UN AN À PEINE APRÈS UN ELYSIUM QUASI AMBIENT, LE PLUS CÉLÈBRE DUO ÉLECTRONIQUE DE LA PLANÈTE REVIENT AUX SONORITÉS PRO-KOLKHOZE ET SIMILI-ANNÉES 80 AVEC ELECTRIC. L’OCCASION DE PARTAGER EN EXCLU AVEC NEIL TENNANT QUELQUES CONSIDÉRATIONS SUR BRUCE SPRINGSTEEN, LA GAY CULTURE OU LES ÉCOLES CATHOS.
Contrairement à un bobard de janvier 2013, Neil Tennant n’est pas mort dans un accident de voiture près de Roswell, le QG des aliens malheureux. En cette fin mai, il est installé dans une salle de réunion d’un hôtel de Shoreditch, quartier bobo londonien. Taille moyenne, cheveux en récession, un doigt précieux, le tout livré à un costume de bonne coupe. L’histoire retient déjà que ce gentleman, né le 10 juillet 1954 dans le Tyneside du nord-est de l’Angleterre, a vendu sous le patronyme Pet Shop Boys 50 millions de disques. Success story partagée avec le cadet Chris Lowe -4 octobre 1959, Blackpool-, co-auteur d’une série de titres insubmersibles, reformatant la dance-music en vaudeville rythmé volontiers ironique. A moins d’un échouage en île déserte, vous n’avez pu échapper aux tubes West End Girls, It’s a Sin, Always On My Mind ou Go West, pétris de décalage glam et de gay attitude variable, même si nos duettistes ne sont pas en couple. Si sa période commerciale phare pivote de 1984 au mitan des années 90, PSB reste une valeur internationale, qui vend encore des disques et remplit régulièrement des salles, d’ici à Santiago du Chili. Pour son 12e album qui sort ce 15 juillet, Neil Tennant se plie donc en solo à l’exercice de l’entretien. Celui-ci dure 29 minutes 46 secondes.
Quelle a été ta réaction, l’année dernière, lorsque Elysium a été, commercialement parlant, tièdement accueilli?

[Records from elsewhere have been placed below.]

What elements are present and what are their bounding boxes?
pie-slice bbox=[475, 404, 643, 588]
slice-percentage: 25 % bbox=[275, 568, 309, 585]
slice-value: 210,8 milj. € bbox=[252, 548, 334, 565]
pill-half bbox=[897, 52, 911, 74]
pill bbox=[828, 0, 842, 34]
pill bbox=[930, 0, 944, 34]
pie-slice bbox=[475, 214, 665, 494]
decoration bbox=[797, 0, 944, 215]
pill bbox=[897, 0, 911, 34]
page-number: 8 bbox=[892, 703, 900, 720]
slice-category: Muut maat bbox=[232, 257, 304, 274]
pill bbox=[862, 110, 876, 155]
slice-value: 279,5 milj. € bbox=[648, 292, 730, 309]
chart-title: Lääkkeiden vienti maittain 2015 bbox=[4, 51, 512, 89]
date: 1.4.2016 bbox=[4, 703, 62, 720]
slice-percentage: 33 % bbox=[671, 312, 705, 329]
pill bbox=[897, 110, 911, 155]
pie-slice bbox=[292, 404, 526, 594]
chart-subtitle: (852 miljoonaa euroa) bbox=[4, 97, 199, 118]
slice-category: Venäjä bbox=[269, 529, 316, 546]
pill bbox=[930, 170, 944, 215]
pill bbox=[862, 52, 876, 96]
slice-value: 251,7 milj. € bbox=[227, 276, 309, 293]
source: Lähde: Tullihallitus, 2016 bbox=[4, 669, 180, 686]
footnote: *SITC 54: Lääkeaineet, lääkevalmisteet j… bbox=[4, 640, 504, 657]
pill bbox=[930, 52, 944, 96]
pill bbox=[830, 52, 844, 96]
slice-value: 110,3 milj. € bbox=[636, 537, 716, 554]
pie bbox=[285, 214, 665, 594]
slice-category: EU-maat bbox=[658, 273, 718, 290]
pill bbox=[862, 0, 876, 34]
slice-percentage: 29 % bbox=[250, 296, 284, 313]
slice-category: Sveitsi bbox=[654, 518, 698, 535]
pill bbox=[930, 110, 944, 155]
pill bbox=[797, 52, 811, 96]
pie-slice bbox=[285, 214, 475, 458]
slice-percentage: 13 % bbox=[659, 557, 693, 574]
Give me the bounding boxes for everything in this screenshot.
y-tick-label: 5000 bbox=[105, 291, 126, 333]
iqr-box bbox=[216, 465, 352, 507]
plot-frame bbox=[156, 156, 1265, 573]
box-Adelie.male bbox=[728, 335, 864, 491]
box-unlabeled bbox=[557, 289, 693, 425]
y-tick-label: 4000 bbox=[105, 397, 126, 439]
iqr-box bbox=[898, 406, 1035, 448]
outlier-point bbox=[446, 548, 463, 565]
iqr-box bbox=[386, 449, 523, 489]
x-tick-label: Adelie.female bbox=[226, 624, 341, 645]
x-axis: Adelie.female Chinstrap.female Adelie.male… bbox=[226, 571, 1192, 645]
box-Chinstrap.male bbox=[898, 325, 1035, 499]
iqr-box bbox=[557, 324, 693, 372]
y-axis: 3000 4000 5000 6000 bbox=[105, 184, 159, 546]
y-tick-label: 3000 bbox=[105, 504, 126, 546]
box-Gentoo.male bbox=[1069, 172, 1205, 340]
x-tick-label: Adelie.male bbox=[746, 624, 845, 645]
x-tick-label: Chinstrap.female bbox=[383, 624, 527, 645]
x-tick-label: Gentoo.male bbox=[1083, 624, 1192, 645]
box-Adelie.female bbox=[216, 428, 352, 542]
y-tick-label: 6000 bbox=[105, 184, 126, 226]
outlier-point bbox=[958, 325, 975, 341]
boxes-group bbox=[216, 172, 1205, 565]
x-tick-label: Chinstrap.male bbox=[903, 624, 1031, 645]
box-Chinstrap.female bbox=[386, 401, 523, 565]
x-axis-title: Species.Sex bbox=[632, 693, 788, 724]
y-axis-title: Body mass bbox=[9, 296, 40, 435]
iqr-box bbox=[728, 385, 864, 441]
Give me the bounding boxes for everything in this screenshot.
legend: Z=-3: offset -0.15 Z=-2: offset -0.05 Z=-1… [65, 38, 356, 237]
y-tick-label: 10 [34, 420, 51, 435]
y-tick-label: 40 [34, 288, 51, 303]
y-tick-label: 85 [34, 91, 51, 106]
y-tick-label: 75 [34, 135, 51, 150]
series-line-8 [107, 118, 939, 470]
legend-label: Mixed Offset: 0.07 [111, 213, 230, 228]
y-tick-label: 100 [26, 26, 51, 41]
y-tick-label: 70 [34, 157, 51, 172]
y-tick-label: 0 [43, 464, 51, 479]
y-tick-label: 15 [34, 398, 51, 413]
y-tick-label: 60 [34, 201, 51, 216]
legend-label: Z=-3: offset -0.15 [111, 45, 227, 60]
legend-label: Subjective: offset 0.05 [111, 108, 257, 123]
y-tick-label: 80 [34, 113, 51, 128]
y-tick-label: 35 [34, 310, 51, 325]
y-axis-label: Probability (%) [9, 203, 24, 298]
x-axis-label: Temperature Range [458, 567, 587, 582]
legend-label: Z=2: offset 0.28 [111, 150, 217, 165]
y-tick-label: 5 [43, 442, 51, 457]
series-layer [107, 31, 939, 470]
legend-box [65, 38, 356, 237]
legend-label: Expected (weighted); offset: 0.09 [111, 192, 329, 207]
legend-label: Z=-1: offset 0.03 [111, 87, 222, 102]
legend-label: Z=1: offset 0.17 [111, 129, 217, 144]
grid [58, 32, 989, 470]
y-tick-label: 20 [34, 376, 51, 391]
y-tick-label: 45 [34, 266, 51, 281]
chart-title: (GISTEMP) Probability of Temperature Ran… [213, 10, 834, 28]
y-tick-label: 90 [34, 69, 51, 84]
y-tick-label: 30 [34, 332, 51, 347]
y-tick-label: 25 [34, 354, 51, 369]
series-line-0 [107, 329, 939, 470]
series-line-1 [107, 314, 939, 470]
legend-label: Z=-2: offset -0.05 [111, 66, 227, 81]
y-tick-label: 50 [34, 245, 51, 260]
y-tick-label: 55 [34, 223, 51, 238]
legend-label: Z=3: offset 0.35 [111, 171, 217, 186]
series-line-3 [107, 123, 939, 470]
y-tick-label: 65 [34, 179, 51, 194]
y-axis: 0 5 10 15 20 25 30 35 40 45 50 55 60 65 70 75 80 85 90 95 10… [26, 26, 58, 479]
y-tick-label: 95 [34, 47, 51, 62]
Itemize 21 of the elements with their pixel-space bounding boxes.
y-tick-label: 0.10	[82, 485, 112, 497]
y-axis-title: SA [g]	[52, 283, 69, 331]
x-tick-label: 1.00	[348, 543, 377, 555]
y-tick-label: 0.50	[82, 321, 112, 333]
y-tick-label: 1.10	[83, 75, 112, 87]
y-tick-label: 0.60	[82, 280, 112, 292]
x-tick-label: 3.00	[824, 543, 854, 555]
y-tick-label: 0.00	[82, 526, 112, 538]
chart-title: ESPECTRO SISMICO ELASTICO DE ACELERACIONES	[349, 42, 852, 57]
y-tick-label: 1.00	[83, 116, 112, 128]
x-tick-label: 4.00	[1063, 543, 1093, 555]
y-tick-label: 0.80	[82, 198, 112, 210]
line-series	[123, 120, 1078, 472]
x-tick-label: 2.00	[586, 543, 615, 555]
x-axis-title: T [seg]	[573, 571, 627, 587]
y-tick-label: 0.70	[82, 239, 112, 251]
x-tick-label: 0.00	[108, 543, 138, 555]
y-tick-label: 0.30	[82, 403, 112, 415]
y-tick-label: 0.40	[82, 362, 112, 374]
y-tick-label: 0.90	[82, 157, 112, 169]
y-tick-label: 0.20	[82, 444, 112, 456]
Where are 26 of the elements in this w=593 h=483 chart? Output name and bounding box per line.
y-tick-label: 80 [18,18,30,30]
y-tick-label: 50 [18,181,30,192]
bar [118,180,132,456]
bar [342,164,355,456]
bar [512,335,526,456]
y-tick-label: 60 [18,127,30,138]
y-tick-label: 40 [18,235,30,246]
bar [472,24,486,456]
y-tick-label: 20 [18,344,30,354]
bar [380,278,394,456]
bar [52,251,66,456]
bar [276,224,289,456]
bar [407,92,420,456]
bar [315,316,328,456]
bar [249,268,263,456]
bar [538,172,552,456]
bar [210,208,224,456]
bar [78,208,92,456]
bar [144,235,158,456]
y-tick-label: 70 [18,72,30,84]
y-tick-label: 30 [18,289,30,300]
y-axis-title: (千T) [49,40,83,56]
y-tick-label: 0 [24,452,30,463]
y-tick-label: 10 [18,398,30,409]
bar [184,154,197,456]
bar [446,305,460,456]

On connaît le risque commercial de ce genre de disque, même si celui-ci contient plusieurs chansons accrocheuses telles que Leaving, A Face Like That ou encore Memory Of The Future. Il nous restait de bons titres et on avait l’intention, après Elysium, de faire un album ouvertement dansant, comme une sorte de potentiel Disco 5 (1). L’idée de disque dansant s’est juste métamorphosée en 12e album des Pet Shop Boys.
Qui, fait historique, n’est plus sur EMI (Parlophone), votre label depuis 28 ans!
Oui, nous sommes restés 28 ans avec EMI, c’est-à-dire la plus longue durée de l’histoire de la boîte et j’en suis très fier: la compagnie avait une option sur deux albums supplémentaires mais elle a sans doute considéré que l’on faisait davantage partie de l’histoire que du présent. Notre manager nous a parlé de Kobalt(qui vient de signer Prince, ndlr), nouveau modèle économique, partenariat dans lequel nous serions propriétaires de nos enregistrements. Ce qui nous a convaincus d’aller chez Kobalt est leur distribution du dernier Nick Cave, son disque le plus présent dans les charts de toute sa carrière!
Electric propose une reprise du Last To Die de Bruce Springsteen, extrait de son album Magic de 2007. Pet Shop Boys, terre de contraste?
Produit par Stuart Price, cela sonne comme The Killers (rires): la chanson est réellement bonne et contient ce que l’on aime chez Springsteen, un riff de guitare formidable (il fredonne)! Il n’y a pas de contre-emploi ou de décalage lorsque le texte, le morceau, sont bons. Et je n’oublie pas que Springsteen a écrit, en 1994, l’une des meilleures chansons sur l’avènement du sida, Streets Of Philadelphia.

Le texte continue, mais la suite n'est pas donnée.